If doveadm says it's invalid UTF-8, it's invalid UTF-8. I guess your terminal isn't actually using UTF-8 then, but something else. ("locale" output should say something about UTF-8.) I guess doveadm could also automatically translate parameters to UTF-8, but that's a bit annoying to implement.
You were absolutely right. After thorough testing I could make up the problem to the SSH-Client PuTTY I was using on a Windows machine while testing. The default "remote character setting" is "ISO-8859-1:1998 (Latin-1, West Europe)", when re-setting to "UTF-8", opening a new shell and testing the "doveadm mailbox rename ..." with german umlauts just works fine then. (Just for the sake of completeness, the "locale" settings were set to (LANG=de_DE.utf-8) globally in /etc/sysconfig/i18n per default.)
The problem here is that * is expanded by your shell, not doveadm. And it expands into Tr&-AOQ-sh as it's in the filesystem, but that's only the mUTF-7 encoding of it. The UTF-8 version of the name is Tr&AOQ-sh. So doveadm only sees that you attempted to resync a nonexistent mailbox. Using '*' with quotes would work, since doveadm would do the expansion then.
Thanks for pointing that * / '*' issue out.
I now unterstand that the "doevadm mailbox rename" converts the input to UTF _before_ applying it in the filesystem.
Now it makes sense that doveadm mailbox rename -u user 'Trash' 'Tr&AOQ-sh' must be expanded to Tr&-AOQ-sh. The "-" character directly after the "&"in Tr&-AOQ-sh comes from a special mUTF-Specification (as stated in RFC 3501, section 5.1.3):
"In modified UTF-7, printable US-ASCII characters, except for "&", represent themselves; that is, characters with octet values 0x20-0x25 and 0x27-0x7e. The character "&" (0x26) is represented by the two-octet sequence "&-"."

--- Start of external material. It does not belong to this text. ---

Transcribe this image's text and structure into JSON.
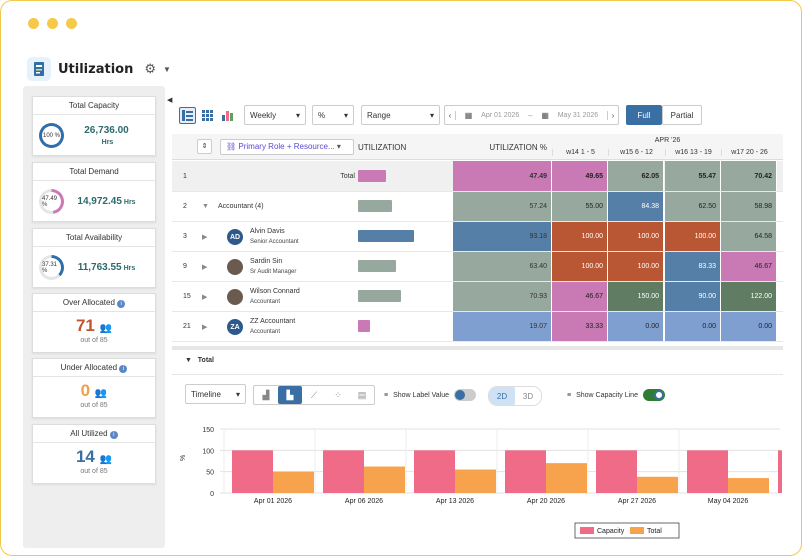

So e.g. if I wanted a german umlaut to be encoded in the filesystem, I must enter it directly into dovedm instead of the UTF encoded value.
One small point left...
The UTF-8 version of the name is Tr&AOQ-sh Just for understanding - "Tr&AOQ-sh" is IMHO UTF-7, not UTF-8. Accordingly to what stated before, "Tr&-AOQ-sh" and "Tr&AOQ-sh" are encoded both the same (UTF-7), the first seen in clients as "Tr&AOQ-sh" and the second as "Träsh".